MINIDUMP_USER_STREAM_INFORMATION we should state variable of type pointer and filled with its contents and the number of points the user data stream flow array. Each user data stream is described by MINIDUMP_USER_STREAM structure, which comprises a stream type (stream which serves as a unique identifier, and must be greater than LastReservedStream constant), the size and orientation of the pointer data stream. Structure shown below.
typedef struct _MINIDUMP_USER_STREAM_INFORMATION { ULONG UserStreamCount; PMINIDUMP_USER_STREAM UserStreamArray; } MINIDUMP_USER_STREAM_INFORMATION, *PMINIDUMP_USER_STREAM_INFORMATION; typedef struct _MINIDUMP_USER_STREAM { ULONG32 Type; ULONG BufferSize; PVOID Buffer; } MINIDUMP_USER_STREAM, *PMINIDUMP_USER_STREAM;
After the user data stream to the minidump, it can be read by means of MiniDumpReadDumpStream function.
Tactics
MiniDumpWriteDump feature-rich and a large number of available options makes it difficult to choose a variety of applications are equally effective strategy. In each particular case, the application developer must decide which option is useful for debugging their mission. Here I will try to describe some basic strategies, demonstrate how to apply the knowledge MiniDumpWriteDump configuration options in the actual scene. We will study used four different methods MiniDumpWriteDump data collection, and see how they affect the size and the possibility of effective minidump debugging.
TinyDump
This is actually not a real scene. Instead, the method may comprise displaying a minimum in a small set of possible data dump, at least slightly so as to be useful. MiniDumpWriteDump configuration options are summarized in the table below.

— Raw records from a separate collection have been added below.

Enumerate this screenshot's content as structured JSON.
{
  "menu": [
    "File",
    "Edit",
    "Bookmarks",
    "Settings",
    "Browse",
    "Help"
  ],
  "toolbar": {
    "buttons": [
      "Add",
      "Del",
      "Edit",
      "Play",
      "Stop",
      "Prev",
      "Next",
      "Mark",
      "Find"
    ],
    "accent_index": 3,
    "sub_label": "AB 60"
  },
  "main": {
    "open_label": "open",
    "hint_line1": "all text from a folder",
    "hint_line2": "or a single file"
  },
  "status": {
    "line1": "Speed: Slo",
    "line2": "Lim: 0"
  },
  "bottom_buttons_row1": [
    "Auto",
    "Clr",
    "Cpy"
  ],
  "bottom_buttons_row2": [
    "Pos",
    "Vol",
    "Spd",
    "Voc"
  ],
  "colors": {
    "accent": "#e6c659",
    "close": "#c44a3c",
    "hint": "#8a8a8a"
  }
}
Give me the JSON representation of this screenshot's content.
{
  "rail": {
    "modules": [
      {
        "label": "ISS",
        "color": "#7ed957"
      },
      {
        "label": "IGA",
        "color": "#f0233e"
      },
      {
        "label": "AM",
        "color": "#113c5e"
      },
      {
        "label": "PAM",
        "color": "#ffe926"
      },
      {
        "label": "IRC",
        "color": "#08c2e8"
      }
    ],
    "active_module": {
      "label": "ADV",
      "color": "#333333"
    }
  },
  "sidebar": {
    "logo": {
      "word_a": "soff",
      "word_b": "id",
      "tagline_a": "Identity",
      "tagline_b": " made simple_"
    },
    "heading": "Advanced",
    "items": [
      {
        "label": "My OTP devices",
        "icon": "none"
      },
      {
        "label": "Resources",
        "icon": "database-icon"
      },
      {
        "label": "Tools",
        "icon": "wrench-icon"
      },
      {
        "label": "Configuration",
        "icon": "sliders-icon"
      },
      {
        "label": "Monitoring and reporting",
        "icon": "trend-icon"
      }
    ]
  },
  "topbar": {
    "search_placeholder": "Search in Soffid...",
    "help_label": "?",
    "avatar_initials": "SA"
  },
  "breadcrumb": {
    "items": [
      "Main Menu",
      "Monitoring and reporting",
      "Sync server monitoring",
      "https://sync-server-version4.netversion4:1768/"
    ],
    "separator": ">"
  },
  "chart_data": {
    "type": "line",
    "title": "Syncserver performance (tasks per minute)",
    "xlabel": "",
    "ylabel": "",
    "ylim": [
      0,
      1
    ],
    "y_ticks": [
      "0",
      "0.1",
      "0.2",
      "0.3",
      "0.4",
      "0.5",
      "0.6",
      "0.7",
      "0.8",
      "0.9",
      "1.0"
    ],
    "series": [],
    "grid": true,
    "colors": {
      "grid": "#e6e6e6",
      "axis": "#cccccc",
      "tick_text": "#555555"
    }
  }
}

If you try to load the dump into WinDbg or small VS.NET debugger, you will see the debugger can not load it. But the mini-dump is not completely useless, because it still contains information about the exception. We can read this information manually (using MiniDumpReadDumpStream function), and view the address exception occurs, thread context, exception code when an exception occurs, even disassembly. You can use MiniDumpView tool to display this information (except for disassembly, to keep it simple).
MiniDump
And TinyDump, this approach can be used in the actual scene to collect enough debugging information, and still keep the minimum size of the dump as small as possible. The following table describes the MiniDumpWriteDump configuration options.
MidiDump
This method will generate a very large amount of information the mini-dump, its size will remain away from becoming huge. The following table describes this configuration.
On my system, the size of the mini-dump about 1350 kilobytes. When it is loaded into the debugger, we can get almost all the information about the application, including the values of global variables, stack and TLS, PEB, TEBs content. We can even get a handle information and check the virtual memory layout. A very useful garbage dump, in fact, it is not too much, because we are still concerned about the size of it - does not include the following information:
- All modules of code segment (because if we can get the module itself, you do not need them)
- Some modules of the data segment (we only for those who really want to see us in the debugger global variable module contains the data segment)
MaxiDump
Create a mini dump contains all possible information sets. The following table shows how to achieve this.
Even for a simple application, a mini dump is great. But it gives us access to all possible information that may be contained in a small landfills.